-
هر که با این قوم باشد راهبست ** که کلوخ و سنگ او را صاحبست
- Böyle adamlarla düşüp kalkan da rahiptir. Çünkü düşüp kalktığı adamlar, taştan, kerpiçten başka bir şey değildir.
-
خود کلوخ و سنگ کس را ره نزد ** زین کلوخان صد هزار آفت رسد
- Hattâ onlar taştan, kerpiçten de beterdir. Çünkü taş ve kerpiç, kimsenin yolunu vurmaz.
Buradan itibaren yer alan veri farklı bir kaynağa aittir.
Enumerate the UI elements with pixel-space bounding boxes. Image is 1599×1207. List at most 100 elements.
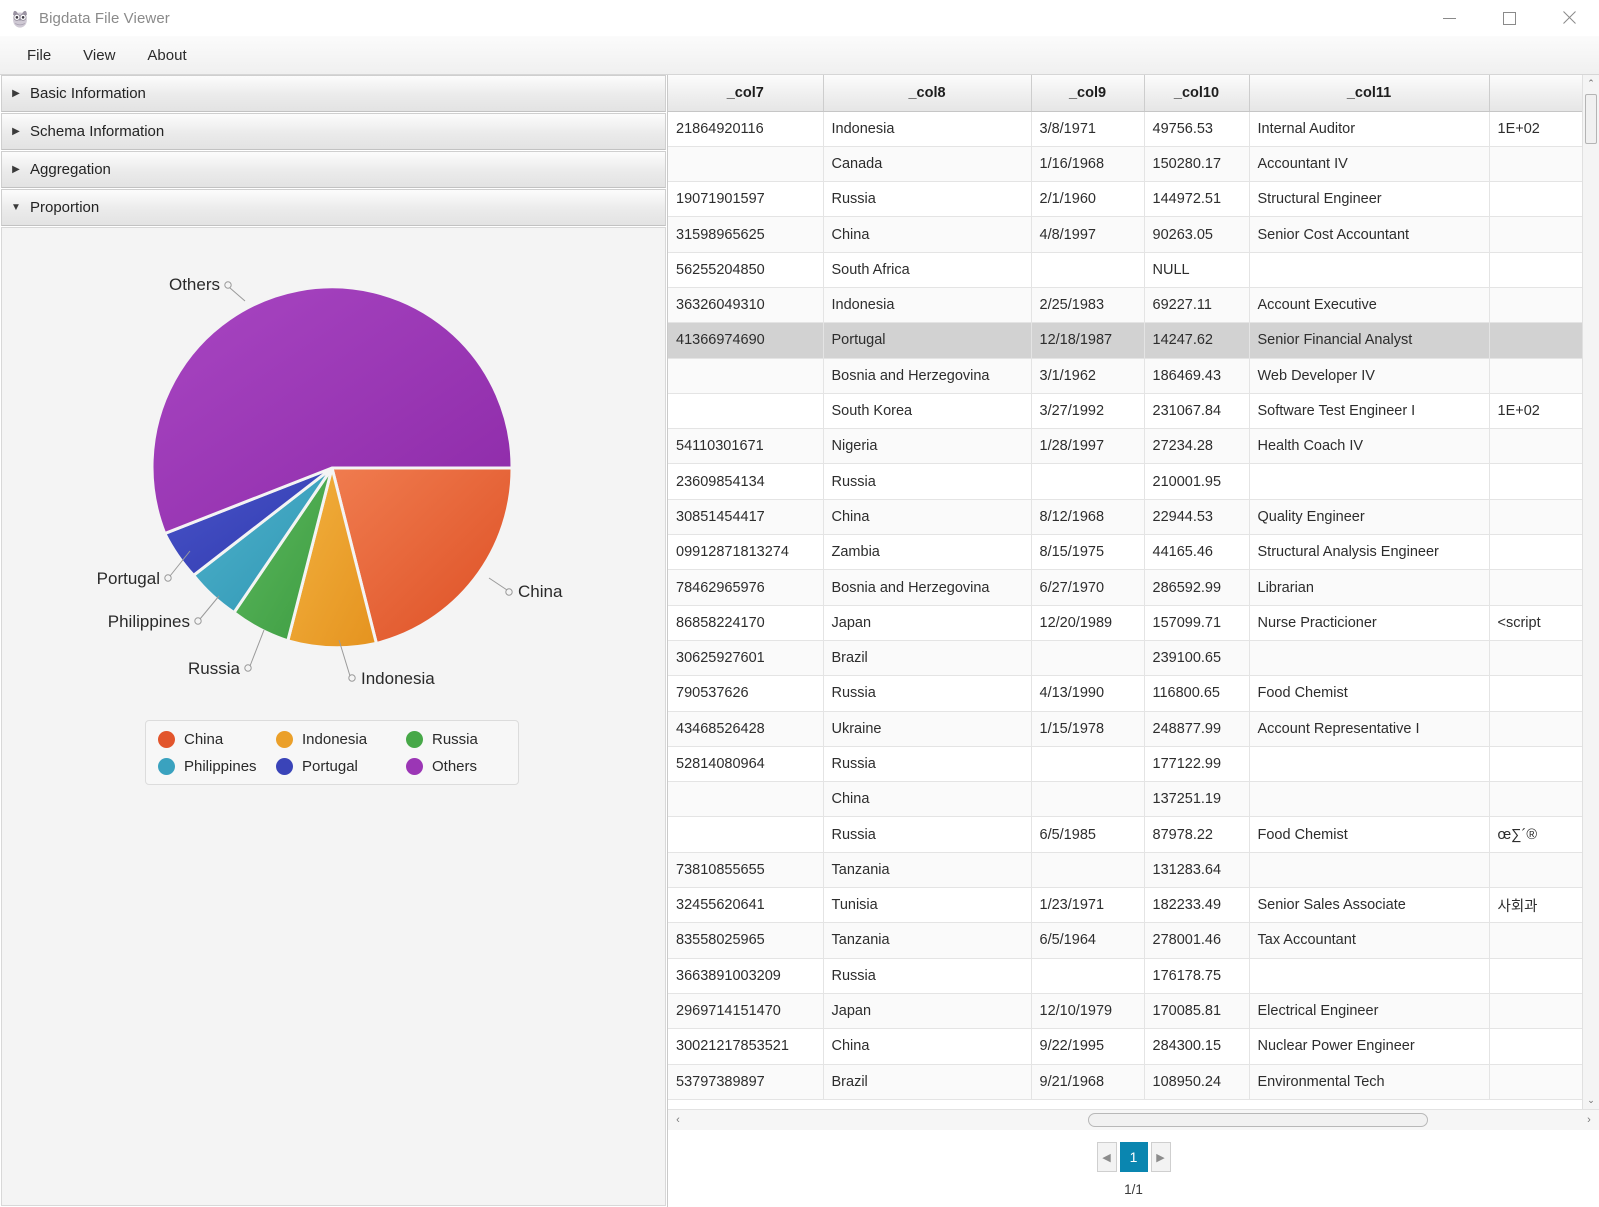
table-cell[interactable]: 239100.65 <box>1144 640 1250 677</box>
table-cell[interactable]: 3/1/1962 <box>1031 358 1145 394</box>
table-cell[interactable]: 157099.71 <box>1144 605 1250 641</box>
table-cell[interactable] <box>1489 358 1582 394</box>
table-cell[interactable]: 116800.65 <box>1144 675 1250 712</box>
table-cell[interactable]: 9/22/1995 <box>1031 1028 1145 1065</box>
table-cell[interactable]: Canada <box>823 146 1032 183</box>
table-cell[interactable]: NULL <box>1144 252 1250 288</box>
table-cell[interactable]: Russia <box>823 746 1032 783</box>
table-cell[interactable]: China <box>823 499 1032 536</box>
table-cell[interactable] <box>668 781 824 818</box>
table-cell[interactable] <box>1489 322 1582 359</box>
table-cell[interactable] <box>1489 569 1582 606</box>
scroll-left-icon[interactable]: ‹ <box>668 1114 688 1126</box>
table-cell[interactable]: 2/1/1960 <box>1031 181 1145 218</box>
table-row[interactable]: 21864920116 Indonesia 3/8/1971 49756.53 Inte… <box>668 111 1582 147</box>
table-cell[interactable]: 210001.95 <box>1144 463 1250 500</box>
table-cell[interactable]: 90263.05 <box>1144 216 1250 253</box>
table-cell[interactable]: Bosnia and Herzegovina <box>823 569 1032 606</box>
table-cell[interactable]: Indonesia <box>823 287 1032 324</box>
table-cell[interactable] <box>1489 499 1582 536</box>
table-cell[interactable]: Health Coach IV <box>1249 428 1490 465</box>
close-button[interactable] <box>1539 0 1599 36</box>
table-cell[interactable] <box>1249 640 1490 677</box>
table-row[interactable]: 56255204850 South Africa NULL <box>668 252 1582 288</box>
table-cell[interactable] <box>1489 922 1582 959</box>
table-row[interactable]: China 137251.19 <box>668 781 1582 818</box>
next-page-button[interactable]: ▶ <box>1150 1142 1171 1172</box>
table-cell[interactable] <box>1489 252 1582 288</box>
table-row[interactable]: 52814080964 Russia 177122.99 <box>668 746 1582 783</box>
table-cell[interactable]: Portugal <box>823 322 1032 359</box>
legend-item-philippines[interactable]: Philippines <box>158 758 257 775</box>
legend-item-others[interactable]: Others <box>406 758 477 775</box>
menu-file[interactable]: File <box>16 43 62 68</box>
table-cell[interactable]: 31598965625 <box>668 216 824 253</box>
table-cell[interactable] <box>1249 463 1490 500</box>
legend-item-china[interactable]: China <box>158 731 223 748</box>
table-cell[interactable]: Bosnia and Herzegovina <box>823 358 1032 394</box>
table-cell[interactable]: 12/18/1987 <box>1031 322 1145 359</box>
table-cell[interactable]: 137251.19 <box>1144 781 1250 818</box>
table-cell[interactable]: Indonesia <box>823 111 1032 147</box>
table-cell[interactable]: 2/25/1983 <box>1031 287 1145 324</box>
table-cell[interactable] <box>1249 852 1490 889</box>
table-cell[interactable] <box>1489 675 1582 712</box>
table-row[interactable]: 3663891003209 Russia 176178.75 <box>668 958 1582 994</box>
table-cell[interactable]: 6/5/1964 <box>1031 922 1145 959</box>
table-cell[interactable]: Russia <box>823 958 1032 994</box>
table-cell[interactable]: 182233.49 <box>1144 887 1250 924</box>
table-cell[interactable]: 73810855655 <box>668 852 824 889</box>
column-header-col12[interactable] <box>1489 75 1582 112</box>
table-cell[interactable]: 23609854134 <box>668 463 824 500</box>
table-cell[interactable] <box>1489 146 1582 183</box>
table-cell[interactable]: 32455620641 <box>668 887 824 924</box>
table-cell[interactable]: Senior Sales Associate <box>1249 887 1490 924</box>
menu-about[interactable]: About <box>136 43 197 68</box>
table-cell[interactable]: 12/20/1989 <box>1031 605 1145 641</box>
table-cell[interactable]: Senior Financial Analyst <box>1249 322 1490 359</box>
table-row[interactable]: 36326049310 Indonesia 2/25/1983 69227.11 Acc… <box>668 287 1582 324</box>
table-row[interactable]: 78462965976 Bosnia and Herzegovina 6/27/19… <box>668 569 1582 606</box>
table-cell[interactable] <box>1031 958 1145 994</box>
table-cell[interactable] <box>1249 746 1490 783</box>
table-cell[interactable]: 43468526428 <box>668 711 824 747</box>
table-cell[interactable]: 144972.51 <box>1144 181 1250 218</box>
table-cell[interactable] <box>1031 463 1145 500</box>
table-cell[interactable]: 87978.22 <box>1144 816 1250 853</box>
table-cell[interactable]: 1E+02 <box>1489 393 1582 430</box>
menu-view[interactable]: View <box>72 43 126 68</box>
table-cell[interactable] <box>668 393 824 430</box>
table-cell[interactable]: Ukraine <box>823 711 1032 747</box>
table-row[interactable]: 41366974690 Portugal 12/18/1987 14247.62 Sen… <box>668 322 1582 359</box>
table-cell[interactable] <box>1489 216 1582 253</box>
horizontal-scroll-track[interactable] <box>688 1110 1579 1130</box>
table-cell[interactable]: Account Representative I <box>1249 711 1490 747</box>
table-cell[interactable] <box>1031 746 1145 783</box>
table-row[interactable]: Russia 6/5/1985 87978.22 Food Chemist œ∑´® <box>668 816 1582 853</box>
table-cell[interactable] <box>1249 252 1490 288</box>
table-cell[interactable]: Quality Engineer <box>1249 499 1490 536</box>
table-cell[interactable]: 1/15/1978 <box>1031 711 1145 747</box>
table-cell[interactable]: 2969714151470 <box>668 993 824 1030</box>
table-row[interactable]: 19071901597 Russia 2/1/1960 144972.51 Struct… <box>668 181 1582 218</box>
table-cell[interactable] <box>1489 746 1582 783</box>
table-cell[interactable] <box>1489 640 1582 677</box>
table-row[interactable]: 23609854134 Russia 210001.95 <box>668 463 1582 500</box>
scroll-down-icon[interactable]: ⌄ <box>1583 1092 1599 1109</box>
table-cell[interactable]: Brazil <box>823 1064 1032 1100</box>
table-row[interactable]: 32455620641 Tunisia 1/23/1971 182233.49 Seni… <box>668 887 1582 924</box>
table-cell[interactable] <box>1489 993 1582 1030</box>
table-cell[interactable]: Tanzania <box>823 852 1032 889</box>
table-row[interactable]: Canada 1/16/1968 150280.17 Accountant IV <box>668 146 1582 183</box>
table-cell[interactable]: œ∑´® <box>1489 816 1582 853</box>
table-row[interactable]: 2969714151470 Japan 12/10/1979 170085.81 Ele… <box>668 993 1582 1030</box>
table-cell[interactable]: 1/23/1971 <box>1031 887 1145 924</box>
table-cell[interactable]: 4/13/1990 <box>1031 675 1145 712</box>
table-cell[interactable]: 131283.64 <box>1144 852 1250 889</box>
table-cell[interactable] <box>1489 852 1582 889</box>
table-cell[interactable]: 27234.28 <box>1144 428 1250 465</box>
table-cell[interactable]: Zambia <box>823 534 1032 571</box>
table-cell[interactable]: 21864920116 <box>668 111 824 147</box>
table-row[interactable]: 86858224170 Japan 12/20/1989 157099.71 Nurse… <box>668 605 1582 641</box>
table-cell[interactable]: Tunisia <box>823 887 1032 924</box>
Halbuki bu kerpiçlerden insana yüz binlerce zarar gelir.
-
گفت مرغش پس جهاد آنگه بود ** کین چنین رهزن میان ره بود 490
- Kuş, iyi ama dedi, asıl savaş, yolda böyle yol vuranlar olunca savaştır.
-
از برای حفظ و یاری و نبرد ** بر ره ناآمن آید شیرمرد
- Aslan gibi olan er, halkı korumak, onlara yardım etmek ve düşmanla savaşmak için emin olmayan yola gelir.
-
عرق مردی آنگهی پیدا شود ** که مسافر همره اعدا شود
- Erlik, yolcu düşmanla çatıştığı zaman meydana çıkar.
-
چون نبی سیف بودست آن رسول ** امت او صفدرانند و فحول
- Peygamber, kılıçla gönderildi, ümmeti de saflar yaran er bir ümmettir.
-
مصلحت در دین ما جنگ و شکوه ** مصلحت در دین عیسی غار و کوه
- Bizim dinimiz de iş, savaştadır. İsa dininde mağaraya, dağa çekilip ibadette.
-
گفت آری گر بود یاری و زور ** تا به قوت بر زند بر شر و شور 495
- Adam dedi ki: Evet ama insanda güç kuvvet varsa, kötülüklere karşı durabilirse.
-
چون نباشد قوتی پرهیز به ** در فرار لا یطاق آسان بجه
- Kuvvet olmayınca çekinmek daha doğru. Takatin yetmeyeceği şeyden kaçmak daha yerinde bir iş.
-
گفت صدق دل بباید کار را ** ورنه یاران کم نیاید یار را
- Kuş, işe sarılmak için dedi, yüreğin doğru olması gerek. Yoksa insanın dostu eksik olmaz.